On Tuesday, I met Hisyer Aydun, a 23-year old student from Bilgi University, Istanbul. He has recently been released, pending trial, and spent 3 months in prison, following arrest by the police in a cafe in Diyarbakir. He happened to be with a young woman who the police suspected might be a member of a terrorist organisation (a militant Kurdish youth group who are linked to the PKK (Kurdish Workers Movement). I am told that under Turkish law, presumably in this emergency situation, the police have no obligation to give reasons for the arrest through the operation of the rules referred to as a “privacy decision and confidentiality order” . I also learn that prisoners must pay rent for their cell use, and approximately 25 lira a month for electricity. They must pay also for their food.

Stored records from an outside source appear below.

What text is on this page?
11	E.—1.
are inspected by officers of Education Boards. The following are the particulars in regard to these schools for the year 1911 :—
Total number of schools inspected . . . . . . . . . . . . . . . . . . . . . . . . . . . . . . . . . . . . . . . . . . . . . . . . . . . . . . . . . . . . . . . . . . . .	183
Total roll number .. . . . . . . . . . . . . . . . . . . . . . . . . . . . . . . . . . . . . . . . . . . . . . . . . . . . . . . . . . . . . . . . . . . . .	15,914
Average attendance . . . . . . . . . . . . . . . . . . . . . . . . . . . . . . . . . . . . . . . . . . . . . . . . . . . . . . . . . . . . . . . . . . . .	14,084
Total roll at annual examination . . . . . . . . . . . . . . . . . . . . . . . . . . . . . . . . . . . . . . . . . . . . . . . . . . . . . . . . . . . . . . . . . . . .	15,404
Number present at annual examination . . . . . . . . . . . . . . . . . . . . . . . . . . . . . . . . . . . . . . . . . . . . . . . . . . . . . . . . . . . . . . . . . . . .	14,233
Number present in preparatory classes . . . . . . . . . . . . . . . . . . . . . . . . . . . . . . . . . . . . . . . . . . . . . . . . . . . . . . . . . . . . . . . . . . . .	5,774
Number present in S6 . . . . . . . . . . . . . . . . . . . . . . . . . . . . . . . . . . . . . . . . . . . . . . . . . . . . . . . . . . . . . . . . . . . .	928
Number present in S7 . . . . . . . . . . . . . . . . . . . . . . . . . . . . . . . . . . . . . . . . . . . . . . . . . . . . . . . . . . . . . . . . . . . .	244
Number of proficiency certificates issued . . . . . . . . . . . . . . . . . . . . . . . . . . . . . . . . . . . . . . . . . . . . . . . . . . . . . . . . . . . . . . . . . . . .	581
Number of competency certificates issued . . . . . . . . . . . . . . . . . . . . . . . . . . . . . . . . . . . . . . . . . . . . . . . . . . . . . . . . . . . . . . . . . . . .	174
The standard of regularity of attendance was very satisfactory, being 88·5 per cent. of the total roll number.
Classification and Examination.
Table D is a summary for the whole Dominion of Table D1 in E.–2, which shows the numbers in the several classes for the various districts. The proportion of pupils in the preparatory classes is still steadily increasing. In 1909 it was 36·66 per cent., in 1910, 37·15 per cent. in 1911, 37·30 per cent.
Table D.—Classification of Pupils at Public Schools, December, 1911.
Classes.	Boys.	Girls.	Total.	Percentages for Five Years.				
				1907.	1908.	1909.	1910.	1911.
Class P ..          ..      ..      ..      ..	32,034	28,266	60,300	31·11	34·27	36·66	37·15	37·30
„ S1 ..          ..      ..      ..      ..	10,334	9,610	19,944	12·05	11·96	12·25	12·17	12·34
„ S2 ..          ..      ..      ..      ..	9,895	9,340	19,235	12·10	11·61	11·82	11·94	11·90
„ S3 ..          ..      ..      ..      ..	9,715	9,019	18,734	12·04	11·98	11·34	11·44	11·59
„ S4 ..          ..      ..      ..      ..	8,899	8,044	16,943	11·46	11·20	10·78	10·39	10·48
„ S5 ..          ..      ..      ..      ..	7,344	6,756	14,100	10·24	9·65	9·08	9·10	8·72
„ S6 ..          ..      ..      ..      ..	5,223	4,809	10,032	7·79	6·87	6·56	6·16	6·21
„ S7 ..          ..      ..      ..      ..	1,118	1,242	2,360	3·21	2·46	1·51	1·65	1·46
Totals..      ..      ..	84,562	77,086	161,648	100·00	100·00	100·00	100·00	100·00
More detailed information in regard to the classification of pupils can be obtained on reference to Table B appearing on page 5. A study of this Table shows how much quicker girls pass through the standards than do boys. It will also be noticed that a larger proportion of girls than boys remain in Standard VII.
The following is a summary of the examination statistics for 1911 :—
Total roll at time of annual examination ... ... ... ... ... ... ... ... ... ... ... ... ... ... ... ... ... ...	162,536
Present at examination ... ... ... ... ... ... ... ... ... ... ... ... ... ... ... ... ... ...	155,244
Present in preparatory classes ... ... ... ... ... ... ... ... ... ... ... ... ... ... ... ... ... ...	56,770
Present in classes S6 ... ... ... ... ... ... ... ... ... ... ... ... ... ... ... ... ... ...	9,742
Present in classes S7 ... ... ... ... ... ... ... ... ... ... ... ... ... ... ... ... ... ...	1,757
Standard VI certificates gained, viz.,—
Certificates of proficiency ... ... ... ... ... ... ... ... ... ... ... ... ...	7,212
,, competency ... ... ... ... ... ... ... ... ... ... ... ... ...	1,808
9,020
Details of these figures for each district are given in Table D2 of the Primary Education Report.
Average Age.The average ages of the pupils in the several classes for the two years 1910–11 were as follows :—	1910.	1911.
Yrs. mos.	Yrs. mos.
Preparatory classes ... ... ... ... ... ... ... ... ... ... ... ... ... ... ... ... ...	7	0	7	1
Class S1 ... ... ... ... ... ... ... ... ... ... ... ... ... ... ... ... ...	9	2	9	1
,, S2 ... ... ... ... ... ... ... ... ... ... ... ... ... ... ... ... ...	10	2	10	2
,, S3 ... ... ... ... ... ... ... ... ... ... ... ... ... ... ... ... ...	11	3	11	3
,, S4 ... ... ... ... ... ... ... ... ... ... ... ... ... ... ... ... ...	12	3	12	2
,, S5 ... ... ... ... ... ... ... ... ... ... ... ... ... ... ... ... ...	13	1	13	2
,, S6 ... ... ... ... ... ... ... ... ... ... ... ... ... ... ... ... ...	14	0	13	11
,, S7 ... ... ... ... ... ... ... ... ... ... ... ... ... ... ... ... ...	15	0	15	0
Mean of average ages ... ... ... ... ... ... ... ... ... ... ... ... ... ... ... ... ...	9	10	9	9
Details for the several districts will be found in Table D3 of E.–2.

If they and their families are without funds, an application can be made to the government to subsidise them.
Hişyar could now resume his studies, but for the fact that hundreds of university teachers have been suspended . Awaiting trial under the Anti Terror Act, (for simply having been seen speaking with someone who, unknown to him, was allegedly a member of a terrorist organisation was enough to prosecute him) he must now report regularly to the police, and cannot travel abroad. He described to me the abysmal conditions in the prison.
I also met Can Memis, studying sociology, who is the leader of TODA, the “Detained Students Solidarity Network”. He hopes that I can help him to rally support from our own UK student body, the NUS, to raise awareness in Europe and at the UN of how the Turkish state is targeting students and incarcerating them for such long periods so that they may never be able to further their education, or obtain their degrees to secure employment. There are no official statistics on how many students are now in detention.
This afternoon, we will attend the trial of Ilhan Comak -who has already spent 22 years in jail without being sentenced. Tomorrow we will attend the trials of two other young students – Heja Turk and Çagri Kurt. We will have meetings with the lawyers and a press conference has been arranged, when I will be asked what the UK’s position is in regard to these arrests of so many young people.